Every one of these features, however, provides hackers with another potential avenue to attack critical systems and potentially impact your business—because when everything is connected, everything is vulnerable. Plus, with businesses hardening their operating software cyber defenses, industrial hardware has become a more inviting target for hackers. The number of vulnerability advisories issued by the Department of Homeland Security for industrial control systems has climbed from 17 in 2010 to 223 in 2018.

We live in a digitized world. By the end of 2020, 200 billion devices will be connected through the Internet of Things, including home appliances, office printers, smart phones and even industrial equipment. According to a 2019 Gartner report, the number of industrial businesses with IoT platforms deployed on premises—items such as 3-D printers, assembly robots and automated packaging—is expected to double by 2023.

All these connections bring convenience and efficiency to our homes and workplaces.
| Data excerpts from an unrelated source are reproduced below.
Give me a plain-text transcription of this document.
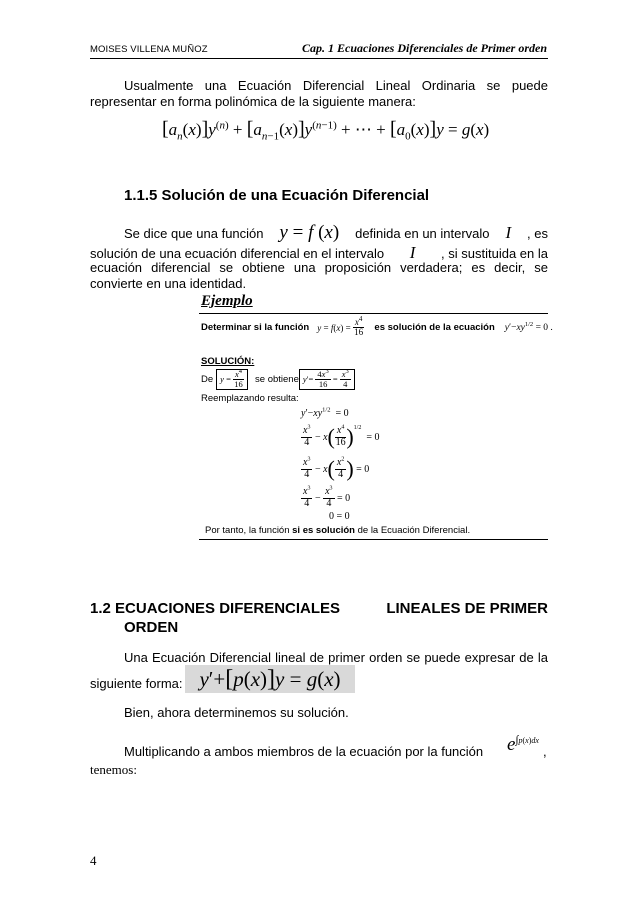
MOISES VILLENA MUÑOZ	Cap. 1 Ecuaciones Diferenciales de Primer orden
Usualmente una Ecuación Diferencial Lineal Ordinaria se puede
representar en forma polinómica de la siguiente manera:
$[a_n(x)]y^{(n)} + [a_{n-1}(x)]y^{(n-1)}$ + ⋯ + $[a_0(x)]y = g(x)$
1.1.5 Solución de una Ecuación Diferencial
Se dice que una función y = f (x) definida en un intervalo I , es
solución de una ecuación diferencial en el intervalo I , si sustituida en la
ecuación diferencial se obtiene una proposición verdadera; es decir, se
convierte en una identidad.
Ejemplo
Determinar si la función y = f ( x ) = $\frac{x^4}{16}$ es solución de la ecuación $y'-xy^{1/2} = 0$ .
SOLUCIÓN:
De $y = \frac{x^4}{16}$ se obtiene y ′= $\frac{4x^3}{16} = \frac{x^3}{4}$
Reemplazando resulta:
$y'-xy^{1/2} = 0$
$\frac{x^3}{4} - x$ ( $\frac{x^4}{16}$ ) 1/2
= 0
$\frac{x^3}{4} - x$ ( $\frac{x^2}{4}$ ) = 0
$\frac{x^3}{4} - \frac{x^3}{4} = 0$
0 = 0
Por tanto, la función si es solución de la Ecuación Diferencial.
1.2 ECUACIONES DIFERENCIALES	LINEALES DE PRIMER
ORDEN
Una Ecuación Diferencial lineal de primer orden se puede expresar de la
siguiente forma: y′+[p(x)]y = g(x)
Bien, ahora determinemos su solución.
Multiplicando a ambos miembros de la ecuación por la función $e^{\int p(x)dx}$
,
tenemos:
4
But for manufacturing and industrial enterprises, those benefits come with the responsibility of a holistic, converged cybersecurity posture.

As highlighted in a recent Wall Street Journal article, preserving outdated silos between your IT and operational technology, or OT, teams could result in dangerous gaps that allow hackers to sneak in, steal business data or IP, take over machinery and disrupt production. It could be no more complicated than an employee bringing a compromised personal cell phone onto the factory floor. And if a piece of equipment is compromised, does your IT department have a way to resolve the breach?
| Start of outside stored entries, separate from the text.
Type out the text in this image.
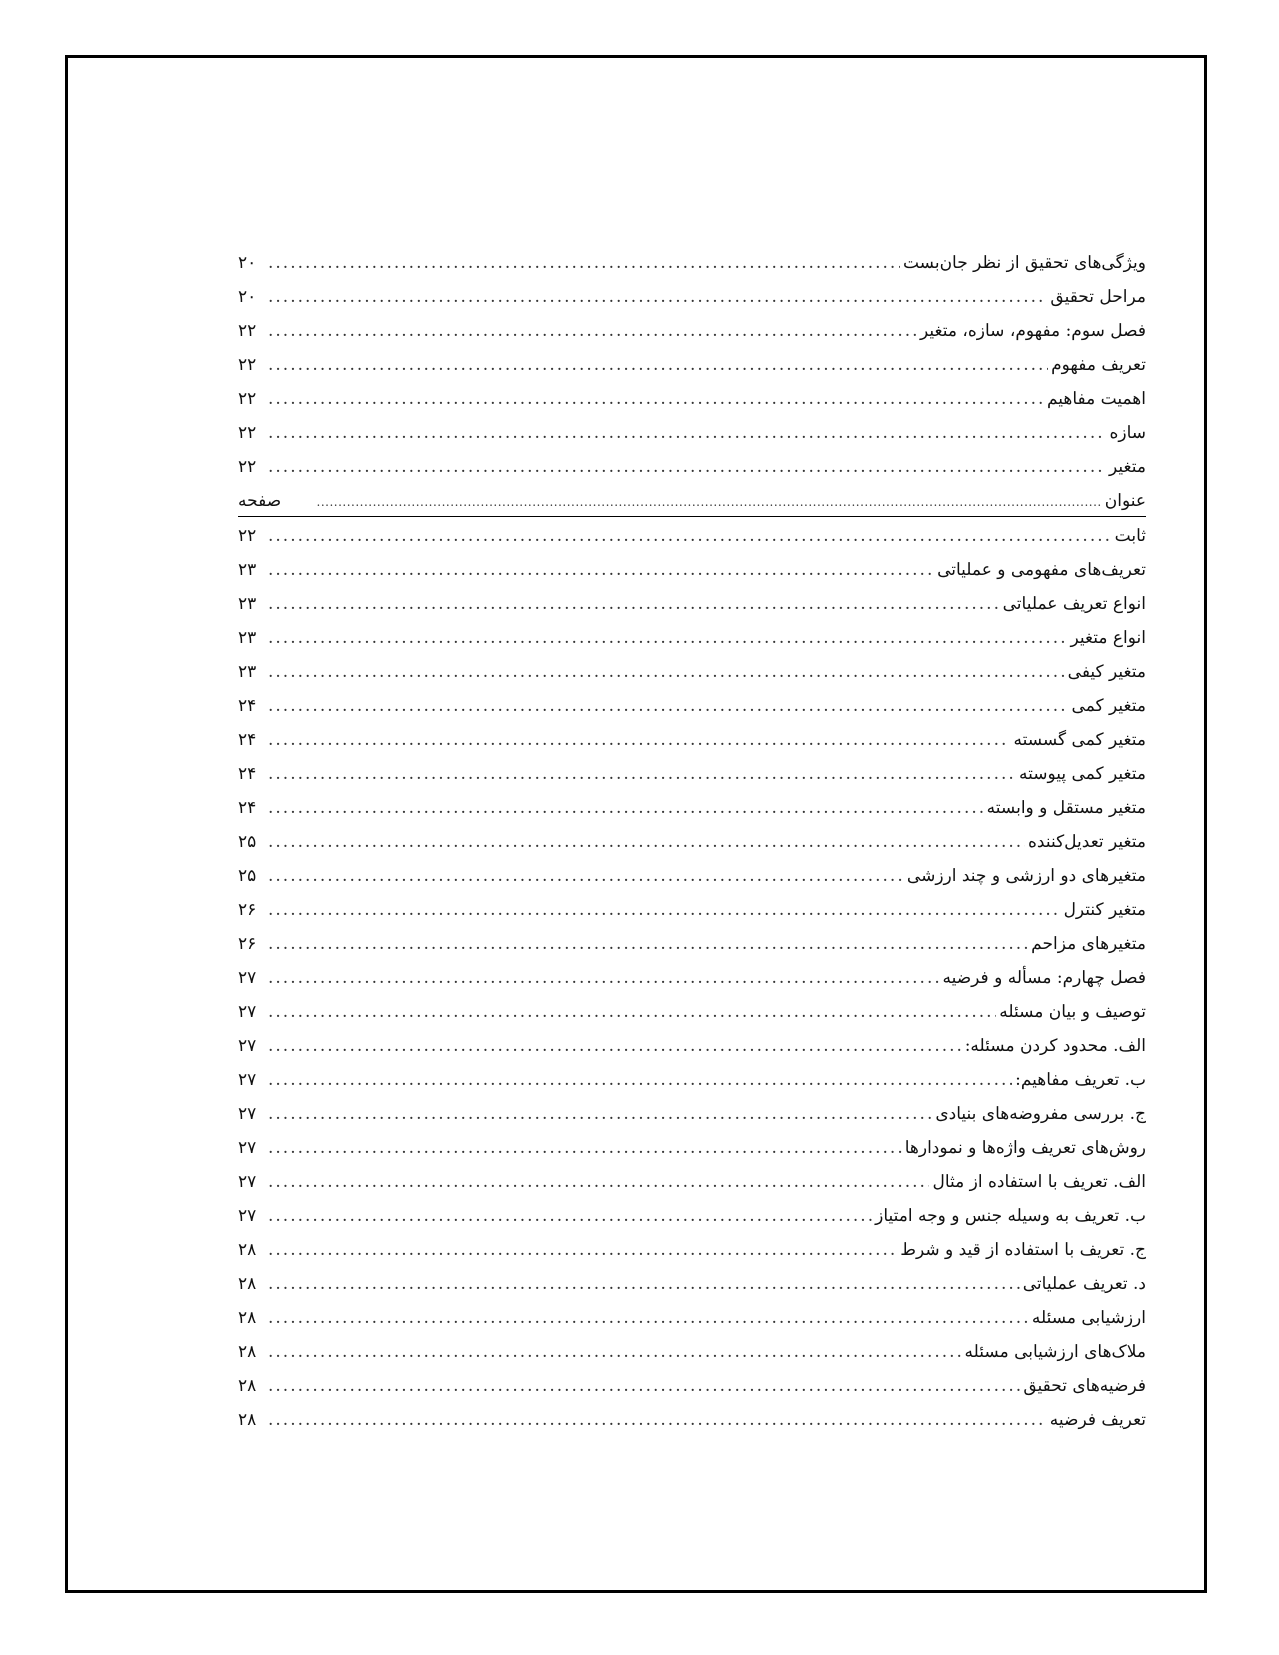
ویژگی‌های تحقیق از نظر جان‌بست
.....
۲۰
مراحل تحقیق
.....
۲۰
فصل سوم: مفهوم، سازه، متغیر
.....
۲۲
تعریف مفهوم
.....
۲۲
اهمیت مفاهیم
.....
۲۲
سازه
.....
۲۲
متغیر
.....
۲۲
عنوان
.....
صفحه
ثابت
.....
۲۲
تعریف‌های مفهومی و عملیاتی
.....
۲۳
انواع تعریف عملیاتی
.....
۲۳
انواع متغیر
.....
۲۳
متغیر کیفی
.....
۲۳
متغیر کمی
.....
۲۴
متغیر کمی گسسته
.....
۲۴
متغیر کمی پیوسته
.....
۲۴
متغیر مستقل و وابسته
.....
۲۴
متغیر تعدیل‌کننده
.....
۲۵
متغیرهای دو ارزشی و چند ارزشی
.....
۲۵
متغیر کنترل
.....
۲۶
متغیرهای مزاحم
.....
۲۶
فصل چهارم: مسأله و فرضیه
.....
۲۷
توصیف و بیان مسئله
.....
۲۷
الف. محدود کردن مسئله:
.....
۲۷
ب. تعریف مفاهیم:
.....
۲۷
ج. بررسی مفروضه‌های بنیادی
.....
۲۷
روش‌های تعریف واژه‌ها و نمودارها
.....
۲۷
الف. تعریف با استفاده از مثال
.....
۲۷
ب. تعریف به وسیله جنس و وجه امتیاز
.....
۲۷
ج. تعریف با استفاده از قید و شرط
.....
۲۸
د. تعریف عملیاتی
.....
۲۸
ارزشیابی مسئله
.....
۲۸
ملاک‌های ارزشیابی مسئله
.....
۲۸
فرضیه‌های تحقیق
.....
۲۸
تعریف فرضیه
.....
۲۸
This is why the teams need to work closely to reduce risks, identify weaknesses and create new policies. Here are three ways you can help your IT and OT teams work together:

Create an integrated IT/OT security governance body. Appoint a senior leader to head the team, get your CISO on the factory floor regularly, and make sure someone is specifically responsible for securing your OT systems. While IT and OT don’t need to be combined, they do need to work together to identify risk in areas where their missions overlap.

Evaluate team needs. Does your OT team understand cybersecurity? Does your IT team understand manufacturing operations? While neither side needs total expertise in what the other side does, they do need to be conversant. Identify the needs and fill gaps with training or outside hiring.

Create an integrated policy framework: Make sure they are speaking the same language, collaborating on projects, and sharing policies that make sense for both sides. That doesn’t mean adopting a one-size-fits-all-approach. Industrial equipment may not be able to use active scan tools while in operation, and some mandatory software patches may void warranties. But the teams should be working from the same playbook.

When IT and OT converge and are aligned, companies reduce risk, complete infrastructure projects faster, make the best use of their operational information, and save money. Most important, they keep the machinery running.